Jetzt ist die Zeit!“ – So lautet das Motto des Kirchentags, zu dem zigtausende Menschen in dieser Woche in Nürnberg zusammenkommen werden. Es wird Zeit sein für Konzerte und Kulturgenuss, Diskussionen und Zeitansagen, Begegnungen und Gespräche – und sicher auch für besondere geistliche und heilige Momente.

„Jetzt ist die Zeit!“ – Die war für Jesaja vor etwa 2.760 Jahren gekommen. Da hat er eine Vision: Er steht im Tempel vor dem Thron Gottes. Atemberaubend! – Alle Sinne, der ganze Mensch wird erfasst und überwältigt von der Gegenwart Gottes. Und er spürt: Ich bin diesem Gott nicht gewachsen. Er übersteigt alles, was ich sehen, hören und denken kann! Was hier erzählt wird, das ist keine Geschichte vom lieben Gott, der mal freundlich vorbeischaut. Hier offenbart sich die Macht Gottes: Gewaltig und überwältigend, größer als alles – der Mensch vor Gott erkennt seine Unvollkommenheit, seine Winzigkeit, seine Sünde. „Weh mir, ich vergehe! Denn ich bin unreiner Lippen …“ – Jesaja vergeht in Todesangst, weil er die Herrlichkeit Gottes geschaut hat.Andererseits ist Gott ja ihm erschienen, hat ihn quasi „zur Audienz gebeten“! Und so reinigt dann auch ein Engel seinen Mund mit glühender Kohle – ganz ohne Brandblasen. Die Schuld weicht und die Sünde wird gesühnt.

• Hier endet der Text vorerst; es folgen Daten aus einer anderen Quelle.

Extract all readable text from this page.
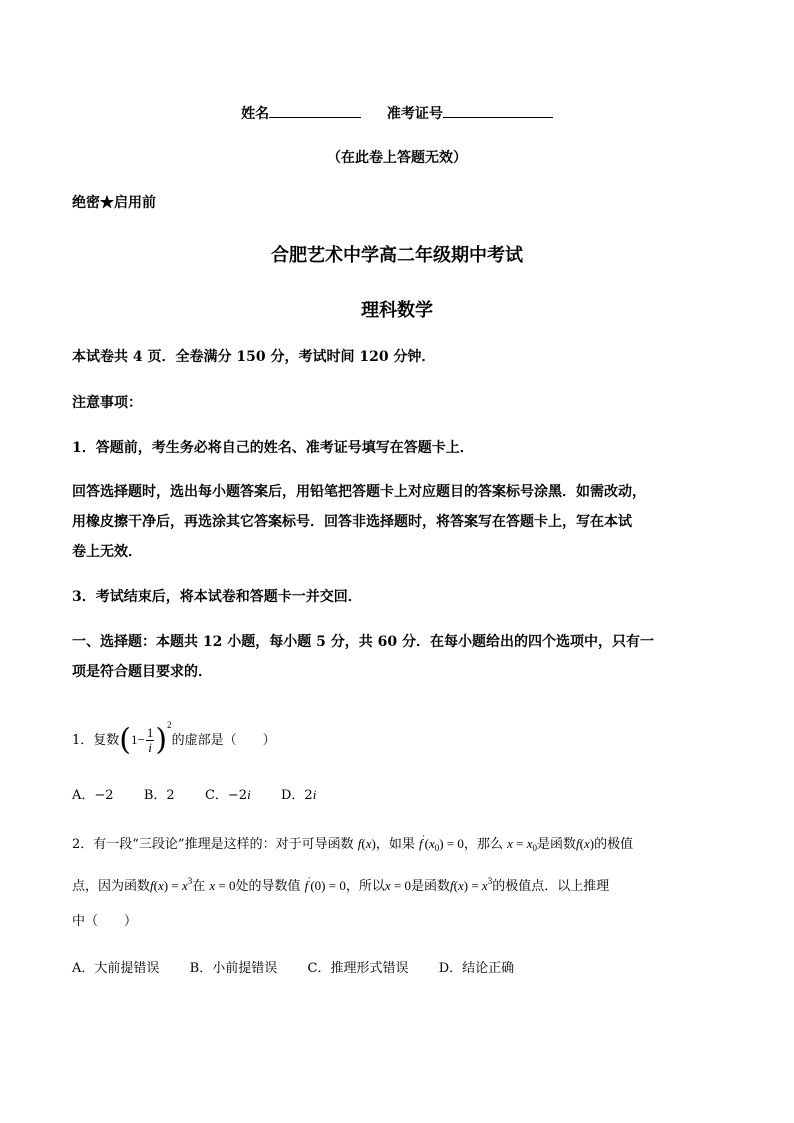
姓名	准考证号
（在此卷上答题无效）
绝密★启用前
合肥艺术中学高二年级期中考试
理科数学
本试卷共 4 页．全卷满分 150 分，考试时间 120 分钟．
注意事项：
1．答题前，考生务必将自己的姓名、准考证号填写在答题卡上．
回答选择题时，选出每小题答案后，用铅笔把答题卡上对应题目的答案标号涂黑．如需改动，
用橡皮擦干净后，再选涂其它答案标号．回答非选择题时，将答案写在答题卡上，写在本试
卷上无效．
3．考试结束后，将本试卷和答题卡一并交回．
一、选择题：本题共 12 小题，每小题 5 分，共 60 分．在每小题给出的四个选项中，只有一
项是符合题目要求的．
1．复数$(1- \frac{1}{i} )^2$的虚部是（　　）
A．−2 B．2 C．−2i D．2i
2．有一段“三段论”推理是这样的：对于可导函数 f(x)，如果 $f'(x_0) = 0$，那么 $x = x_0$是函数f(x)的极值
点，因为函数$f(x) = x^3$在 x = 0处的导数值 f′(0) = 0，所以x = 0是函数$f(x) = x^3$的极值点．以上推理
中（　　）
A．大前提错误 B．小前提错误 C．推理形式错误 D．结论正确
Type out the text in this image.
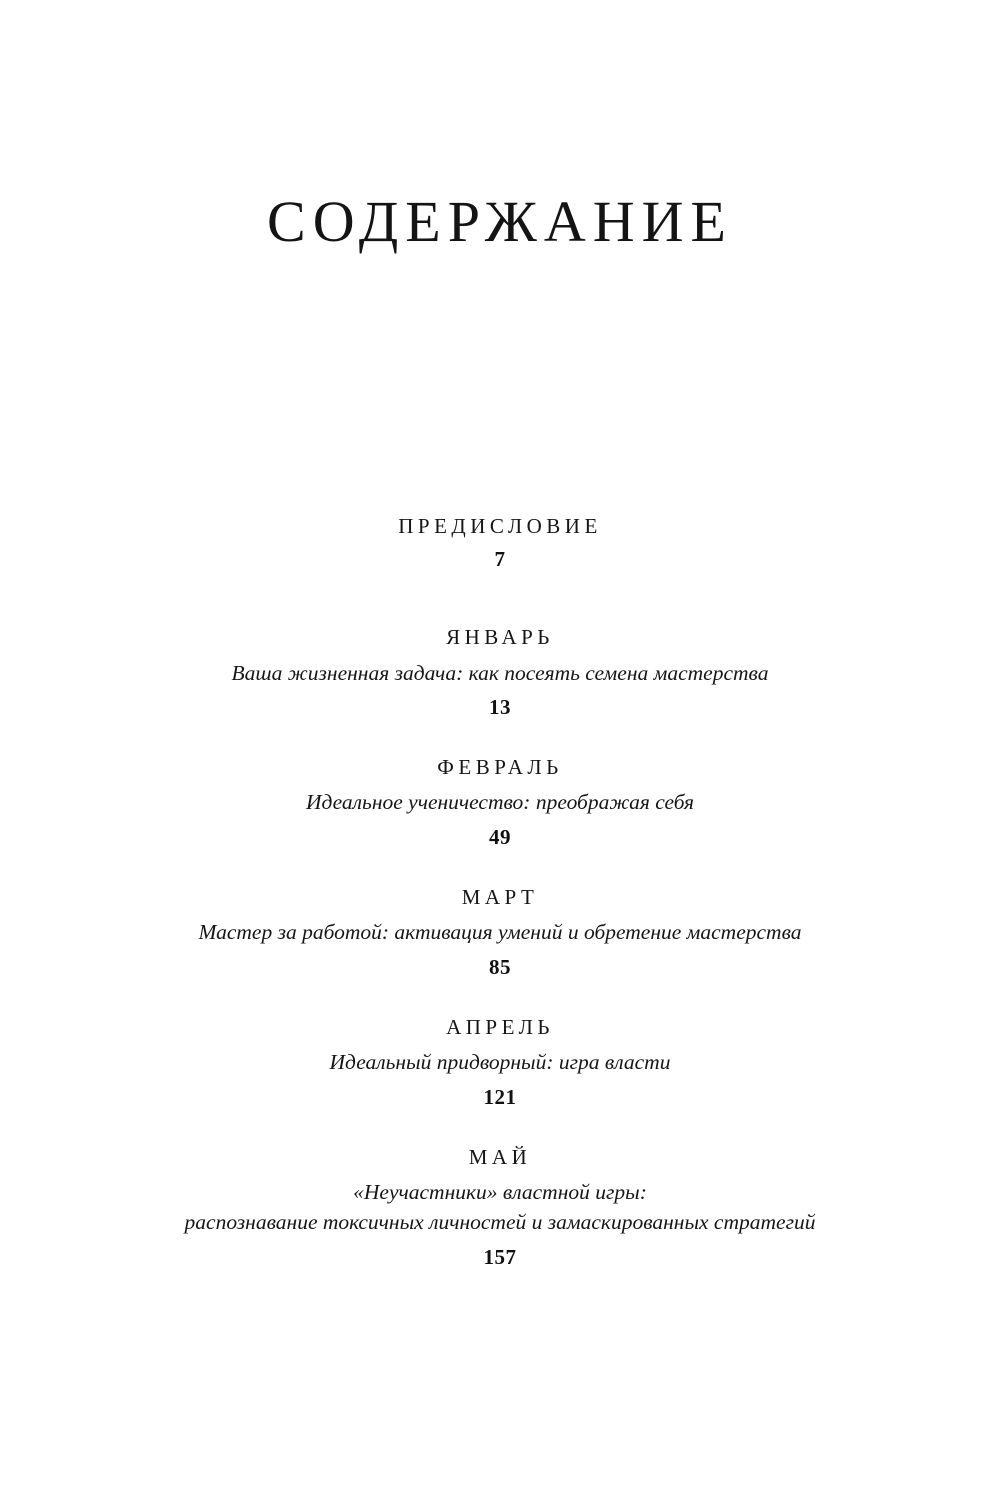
СОДЕРЖАНИЕ
ПРЕДИСЛОВИЕ
7
ЯНВАРЬ
Ваша жизненная задача: как посеять семена мастерства
13
ФЕВРАЛЬ
Идеальное ученичество: преображая себя
49
МАРТ
Мастер за работой: активация умений и обретение мастерства
85
АПРЕЛЬ
Идеальный придворный: игра власти
121
МАЙ
«Неучастники» властной игры:
распознавание токсичных личностей и замаскированных стратегий
157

„Jetzt ist die Zeit!“ Jesaja steht vor Gott. Und er kann Gott auf die Frage „Wen soll ich senden?“ antworten: „Hier bin ich, sende mich!“ „Jetzt ist die Zeit!“ Auch wir sind herausgefordert immer wieder zu fragen, wozu bin ich eigentlich gesandt?  Vermutlich werden wir keine solch atemberaubenden Berufungsvisionen kennen wie Jesaja – und wir werden sie wohl auch nicht auf dem Kirchentag erleben. 

Aber sicher wird es in Nürnberg emotionale Momente geben, „Gänsehaut“ bei Konzerten oder die eine oder andere Träne beim Nachtgebet.  Denn wir können mit der Gegenwart Gottes rechnen – nicht nur bei den Gottesdiensten. Gott sehnt sich nach uns Menschen – und er kommt uns nicht nur als der Mächtige nahe. 

Daran erinnert der Sonntag Trinitatis. Unser Gott begegnet uns in Vater, Sohn und Heiligem Geist. Dem Vater begegnen wir in der Schöpfung, den grandiosen und den zarten, filigranen Schöpfungswerken. Den Sohn sehen wir bezeugt im Neuen Testament. Wo Gott in Jesus Christus wirklich Mensch wurde. Durch ihn zeigt er uns: Ich spreche euch Menschen gerecht – ihr seid mir recht!

Und wir können Gott auch in uns selbst begegnen: Wo sein Heiliger Geist uns bewegt, in seinem Namen zu handeln. Wo unser Herz für diesen Gott brennt. Wo wir Freude daran haben, mit anderen Christinnen und Christen zusammen zu sein und zu feiern. Er kann mir als allmächtiger Herr begegnen und auch im Freund, der mich liebevoll tröstet. So vielfältig wie Gott ist, so vielfältig sind seine Wege uns nahe zu sein – auf Kirchentagen und im Alltag. Jedes Mal ist der gleiche Gott am Werk, der Eine in Vater, Sohn und Heiligem Geist.